On Thursday, President Donald Trump said he will announce his pick for the U.S. Federal Reserve chair to replace incumbent Jerome Powell after the latter's term ends in May.
While nothing is confirmed yet, reports suggest the Trump administration is preparing to nominate Kevin Warsh, who served on the Federal Reserve Board of Governors from 2006 to 2011.
Warsh has occasionally praised cryptocurrencies. Yet bitcoin BTC$82,883.94 plunged late Thursday to near $81,000 lows as his odds spiked on betting sites, with some analysts now pegging him as a bearish force for the asset.
"Markets generally view a resurgence of Warsh's influence as bearish for Bitcoin, as his emphasis on monetary discipline, higher real rates, and reduced liquidity frames crypto not as a hedge against debasement but as a speculative excess that fades when easy money is withdrawn," Markus Thielen, founder of 10x Research, told CoinDesk.
Higher real interest rates mean the actual cost of borrowing money after accounting for inflation is elevated. Think of it as the "true" interest rate that hits your finances harder. When real rates are elevated, businesses and investors typically scale back exposure to risky investments such as bitcoin.
Warsh's track record is adding fuel to the fire. During the global financial crisis (GFC) that lasted from December 2007 to June 2009, Warsh repeatedly cited inflation risks even as the global economy teetered on the brink of a full-blown deflation.
For instance, in September 2008, the month when Lehman Brothers collapsed, Warsh said, "I'm still not ready to relinquish my concerns on the inflation front."
Seven months later, when the Fed's preferred inflation measure was at 0.8% and the jobless rate at 9%, he said, "I continue to be more worried about upside risks to inflation than downside risks."
Over the years, many observers have argued that Warsh's hawkishness and failure to acknowledge deflation risks exacerbated the crisis.
"From this perspective, his approach would likely have resulted in higher unemployment, slower recoveries, and greater deflation risk during the 2010s," Thielen said.

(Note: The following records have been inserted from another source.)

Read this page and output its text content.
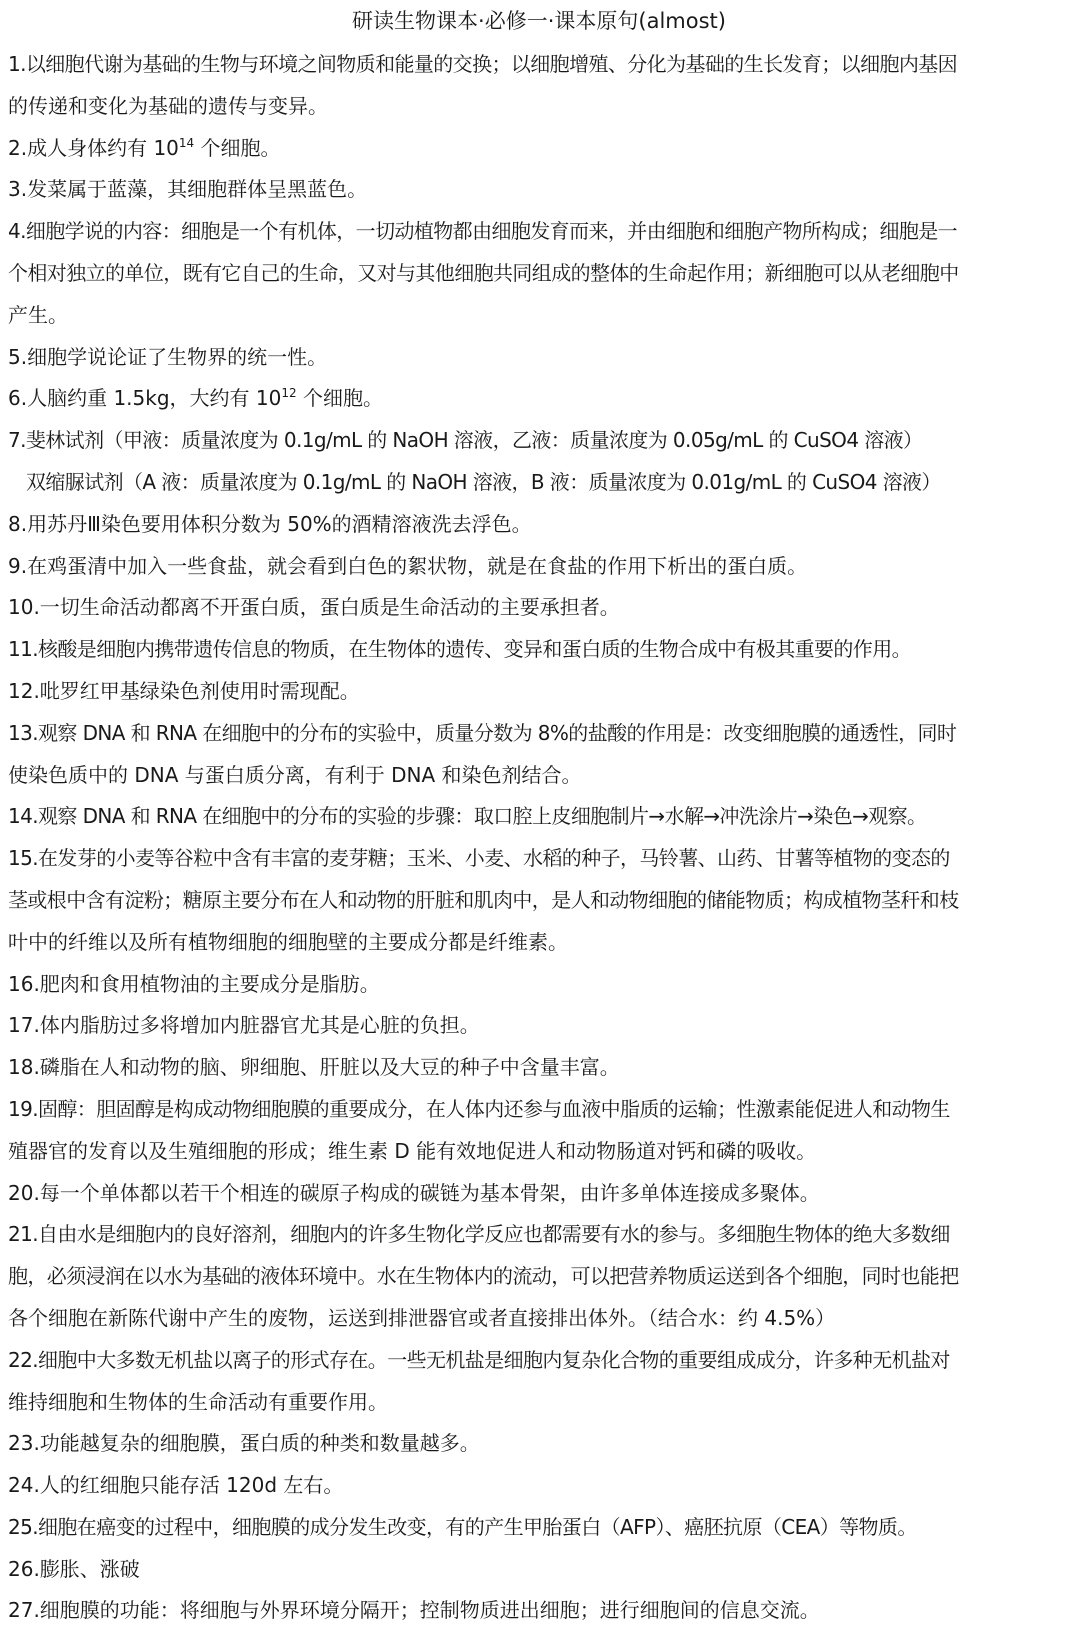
研读生物课本·必修一·课本原句(almost)
1.以细胞代谢为基础的生物与环境之间物质和能量的交换；以细胞增殖、分化为基础的生长发育；以细胞内基因
的传递和变化为基础的遗传与变异。
2.成人身体约有 $10^{14}$ 个细胞。
3.发菜属于蓝藻，其细胞群体呈黑蓝色。
4.细胞学说的内容：细胞是一个有机体，一切动植物都由细胞发育而来，并由细胞和细胞产物所构成；细胞是一
个相对独立的单位，既有它自己的生命，又对与其他细胞共同组成的整体的生命起作用；新细胞可以从老细胞中
产生。
5.细胞学说论证了生物界的统一性。
6.人脑约重 1.5kg，大约有 $10^{12}$ 个细胞。
7.斐林试剂（甲液：质量浓度为 0.1g/mL 的 NaOH 溶液，乙液：质量浓度为 0.05g/mL 的 CuSO4 溶液）
双缩脲试剂（A 液：质量浓度为 0.1g/mL 的 NaOH 溶液，B 液：质量浓度为 0.01g/mL 的 CuSO4 溶液）
8.用苏丹Ⅲ染色要用体积分数为 50%的酒精溶液洗去浮色。
9.在鸡蛋清中加入一些食盐，就会看到白色的絮状物，就是在食盐的作用下析出的蛋白质。
10.一切生命活动都离不开蛋白质，蛋白质是生命活动的主要承担者。
11.核酸是细胞内携带遗传信息的物质，在生物体的遗传、变异和蛋白质的生物合成中有极其重要的作用。
12.吡罗红甲基绿染色剂使用时需现配。
13.观察 DNA 和 RNA 在细胞中的分布的实验中，质量分数为 8%的盐酸的作用是：改变细胞膜的通透性，同时
使染色质中的 DNA 与蛋白质分离，有利于 DNA 和染色剂结合。
14.观察 DNA 和 RNA 在细胞中的分布的实验的步骤：取口腔上皮细胞制片→水解→冲洗涂片→染色→观察。
15.在发芽的小麦等谷粒中含有丰富的麦芽糖；玉米、小麦、水稻的种子，马铃薯、山药、甘薯等植物的变态的
茎或根中含有淀粉；糖原主要分布在人和动物的肝脏和肌肉中，是人和动物细胞的储能物质；构成植物茎秆和枝
叶中的纤维以及所有植物细胞的细胞壁的主要成分都是纤维素。
16.肥肉和食用植物油的主要成分是脂肪。
17.体内脂肪过多将增加内脏器官尤其是心脏的负担。
18.磷脂在人和动物的脑、卵细胞、肝脏以及大豆的种子中含量丰富。
19.固醇：胆固醇是构成动物细胞膜的重要成分，在人体内还参与血液中脂质的运输；性激素能促进人和动物生
殖器官的发育以及生殖细胞的形成；维生素 D 能有效地促进人和动物肠道对钙和磷的吸收。
20.每一个单体都以若干个相连的碳原子构成的碳链为基本骨架，由许多单体连接成多聚体。
21.自由水是细胞内的良好溶剂，细胞内的许多生物化学反应也都需要有水的参与。多细胞生物体的绝大多数细
胞，必须浸润在以水为基础的液体环境中。水在生物体内的流动，可以把营养物质运送到各个细胞，同时也能把
各个细胞在新陈代谢中产生的废物，运送到排泄器官或者直接排出体外。（结合水：约 4.5%）
22.细胞中大多数无机盐以离子的形式存在。一些无机盐是细胞内复杂化合物的重要组成成分，许多种无机盐对
维持细胞和生物体的生命活动有重要作用。
23.功能越复杂的细胞膜，蛋白质的种类和数量越多。
24.人的红细胞只能存活 120d 左右。
25.细胞在癌变的过程中，细胞膜的成分发生改变，有的产生甲胎蛋白（AFP）、癌胚抗原（CEA）等物质。
26.膨胀、涨破
27.细胞膜的功能：将细胞与外界环境分隔开；控制物质进出细胞；进行细胞间的信息交流。
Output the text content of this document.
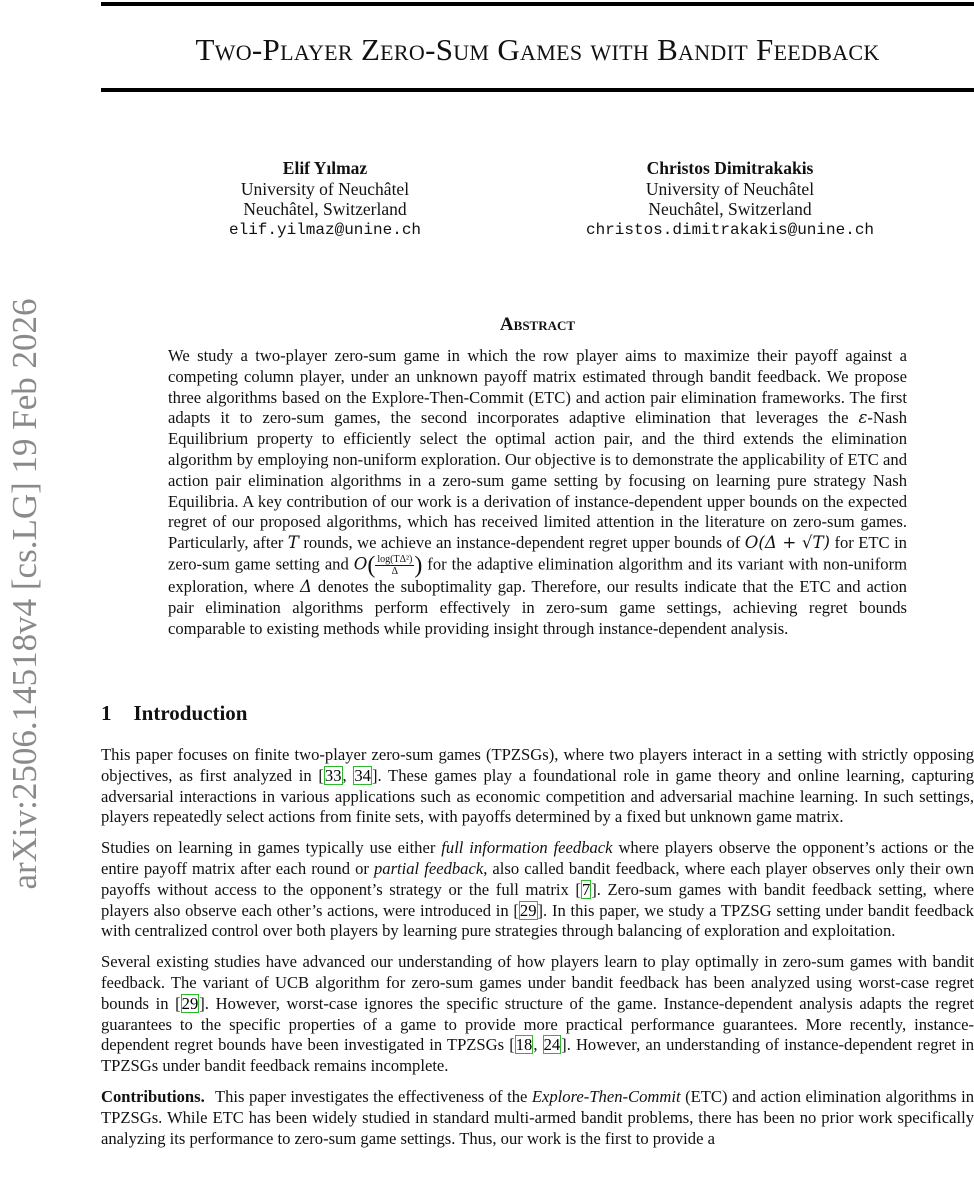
arXiv:2506.14518v4 [cs.LG] 19 Feb 2026
Two-Player Zero-Sum Games with Bandit Feedback
Elif Yılmaz
University of Neuchâtel
Neuchâtel, Switzerland
elif.yilmaz@unine.ch
Christos Dimitrakakis
University of Neuchâtel
Neuchâtel, Switzerland
christos.dimitrakakis@unine.ch
Abstract

We study a two-player zero-sum game in which the row player aims to maximize their payoff against a competing column player, under an unknown payoff matrix estimated through bandit feedback. We propose three algorithms based on the Explore-Then-Commit (ETC) and action pair elimination frameworks. The first adapts it to zero-sum games, the second incorporates adaptive elimination that leverages the ε-Nash Equilibrium property to efficiently select the optimal action pair, and the third extends the elimination algorithm by employing non-uniform exploration. Our objective is to demonstrate the applicability of ETC and action pair elimination algorithms in a zero-sum game setting by focusing on learning pure strategy Nash Equilibria. A key contribution of our work is a derivation of instance-dependent upper bounds on the expected regret of our proposed algorithms, which has received limited attention in the literature on zero-sum games. Particularly, after T rounds, we achieve an instance-dependent regret upper bounds of O(Δ + √T) for ETC in zero-sum game setting and $O( \frac{\text{log(TΔ²)}}{\Delta}$ ) for the adaptive elimination algorithm and its variant with non-uniform exploration, where Δ denotes the suboptimality gap. Therefore, our results indicate that the ETC and action pair elimination algorithms perform effectively in zero-sum game settings, achieving regret bounds comparable to existing methods while providing insight through instance-dependent analysis.

1 Introduction

This paper focuses on finite two-player zero-sum games (TPZSGs), where two players interact in a setting with strictly opposing objectives, as first analyzed in [33, 34]. These games play a foundational role in game theory and online learning, capturing adversarial interactions in various applications such as economic competition and adversarial machine learning. In such settings, players repeatedly select actions from finite sets, with payoffs determined by a fixed but unknown game matrix.

Studies on learning in games typically use either full information feedback where players observe the opponent’s actions or the entire payoff matrix after each round or partial feedback, also called bandit feedback, where each player observes only their own payoffs without access to the opponent’s strategy or the full matrix [7]. Zero-sum games with bandit feedback setting, where players also observe each other’s actions, were introduced in [29]. In this paper, we study a TPZSG setting under bandit feedback with centralized control over both players by learning pure strategies through balancing of exploration and exploitation.

Several existing studies have advanced our understanding of how players learn to play optimally in zero-sum games with bandit feedback. The variant of UCB algorithm for zero-sum games under bandit feedback has been analyzed using worst-case regret bounds in [29]. However, worst-case ignores the specific structure of the game. Instance-dependent analysis adapts the regret guarantees to the specific properties of a game to provide more practical performance guarantees. More recently, instance-dependent regret bounds have been investigated in TPZSGs [18, 24]. However, an understanding of instance-dependent regret in TPZSGs under bandit feedback remains incomplete.

Contributions. This paper investigates the effectiveness of the Explore-Then-Commit (ETC) and action elimination algorithms in TPZSGs. While ETC has been widely studied in standard multi-armed bandit problems, there has been no prior work specifically analyzing its performance to zero-sum game settings. Thus, our work is the first to provide a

All this makes a potential Warsh pick as ironic, as the former Fed governor's hawkish record clashes sharply with Trump's reflationary, pro-risk asset playbook. Trump has repeatedly bashed Powell, often resorting to personal attacks for keeping rates elevated and killing the economy. The President has stressed the need for rapid rate cuts, calling for interest rates to be as low as 1% from the present window of 3.5%-3.7%.
Hence, several observers say Warsh is a wrong pick for the Fed that's expected to toe Trump's line.
"Kevin Warsh has been a monetary policy hawk his entire career and most importantly, during a time when the labor markets fell out of bed. His dovishness today stems from convenience. The President risks getting duped," Renaissance Macro Research said on X.
"I read the fomc transcripts during the GFC. His quotes scared me," Bloomberg's Chief U.S. Economist Ana Wong said.
Thankfully, even as Fed chair, Warsh cannot dictate rates alone, as the Board of Governors votes collectively, diluting any single voice. It remains to be seen if Trump goes ahead with Warsh.
Until then, his hawkish history may keep spooking risk assets, bolstering the dollar in the interim.